In truth, Bryan died a few days later in his sleep; on stage and in Kramer’s stage-bound film, he dies in the courtroom of a ruptured stomach, a simple wrap-up of a more complex life, Drummond reaching for both the Bible and Darwin’s book, carries them out of the courtroom as if he can live equally comfortable with opposing philosophies. But it is Horbeck’s cynicism that, finally seems to win out, as he asks: “How do write an obituary for man who has been dead for 30 years?” By using the usually loveable, dance man Kelly in this role, Kramer has shown, perhaps, his real genius, forcing the audience into a kind of love-hate relationship with this enigmatic journalist.
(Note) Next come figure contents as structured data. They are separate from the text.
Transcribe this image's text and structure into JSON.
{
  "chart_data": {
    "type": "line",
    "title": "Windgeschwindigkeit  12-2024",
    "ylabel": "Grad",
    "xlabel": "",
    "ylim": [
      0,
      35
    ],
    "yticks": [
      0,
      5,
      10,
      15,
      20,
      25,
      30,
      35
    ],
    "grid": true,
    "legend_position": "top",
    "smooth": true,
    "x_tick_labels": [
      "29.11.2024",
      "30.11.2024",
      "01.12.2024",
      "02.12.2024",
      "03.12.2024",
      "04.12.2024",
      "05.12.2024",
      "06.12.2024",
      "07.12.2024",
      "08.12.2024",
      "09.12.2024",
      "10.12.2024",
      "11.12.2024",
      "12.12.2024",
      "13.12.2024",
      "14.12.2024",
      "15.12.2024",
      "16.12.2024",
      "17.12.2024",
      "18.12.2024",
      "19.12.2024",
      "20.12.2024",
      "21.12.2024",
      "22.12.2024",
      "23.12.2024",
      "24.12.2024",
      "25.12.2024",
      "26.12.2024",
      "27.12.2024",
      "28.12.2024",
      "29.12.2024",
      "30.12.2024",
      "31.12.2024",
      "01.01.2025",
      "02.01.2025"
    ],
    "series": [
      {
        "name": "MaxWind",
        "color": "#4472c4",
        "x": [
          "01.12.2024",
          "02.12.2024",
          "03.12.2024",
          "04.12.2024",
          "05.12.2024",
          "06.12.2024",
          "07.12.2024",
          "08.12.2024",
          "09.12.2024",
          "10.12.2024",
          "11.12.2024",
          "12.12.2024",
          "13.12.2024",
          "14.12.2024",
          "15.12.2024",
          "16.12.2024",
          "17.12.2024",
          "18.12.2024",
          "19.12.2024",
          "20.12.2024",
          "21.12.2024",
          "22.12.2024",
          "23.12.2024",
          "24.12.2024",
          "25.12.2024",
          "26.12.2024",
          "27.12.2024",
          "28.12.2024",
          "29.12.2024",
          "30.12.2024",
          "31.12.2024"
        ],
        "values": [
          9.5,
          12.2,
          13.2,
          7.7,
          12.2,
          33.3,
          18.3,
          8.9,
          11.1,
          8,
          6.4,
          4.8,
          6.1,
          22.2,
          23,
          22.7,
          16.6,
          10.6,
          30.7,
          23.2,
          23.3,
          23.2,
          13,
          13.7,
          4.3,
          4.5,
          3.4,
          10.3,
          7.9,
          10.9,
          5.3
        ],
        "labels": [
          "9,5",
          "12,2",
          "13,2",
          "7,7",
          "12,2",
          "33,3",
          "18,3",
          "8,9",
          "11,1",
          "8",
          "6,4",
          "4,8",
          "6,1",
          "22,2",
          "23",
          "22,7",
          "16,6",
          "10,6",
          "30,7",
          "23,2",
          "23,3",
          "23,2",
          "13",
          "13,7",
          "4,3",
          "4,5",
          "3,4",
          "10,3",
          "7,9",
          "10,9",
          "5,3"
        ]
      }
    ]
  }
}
Yet Drummond, in his ability to see things through an historical lens, truly wins out: “A giant once lived in that body,” he proclaims, redeeming, perhaps the fanatical monster we have just witnessed, and, finally, adding a slightly more complex layering to this historical fable.


 

 *In my childhood we attended a Lutheran church in rural Iowa, and I recall the older Sunday School-going students reciting the books of the Bible in just such a manner, the one who could name them all most quickly winning the ridiculous contents. Even as a child, I simply could comprehend what madly naming the books of the Bible might mean about comprehending them or even having read them. My childish mind simply could not assimilate the value of this empty exercise.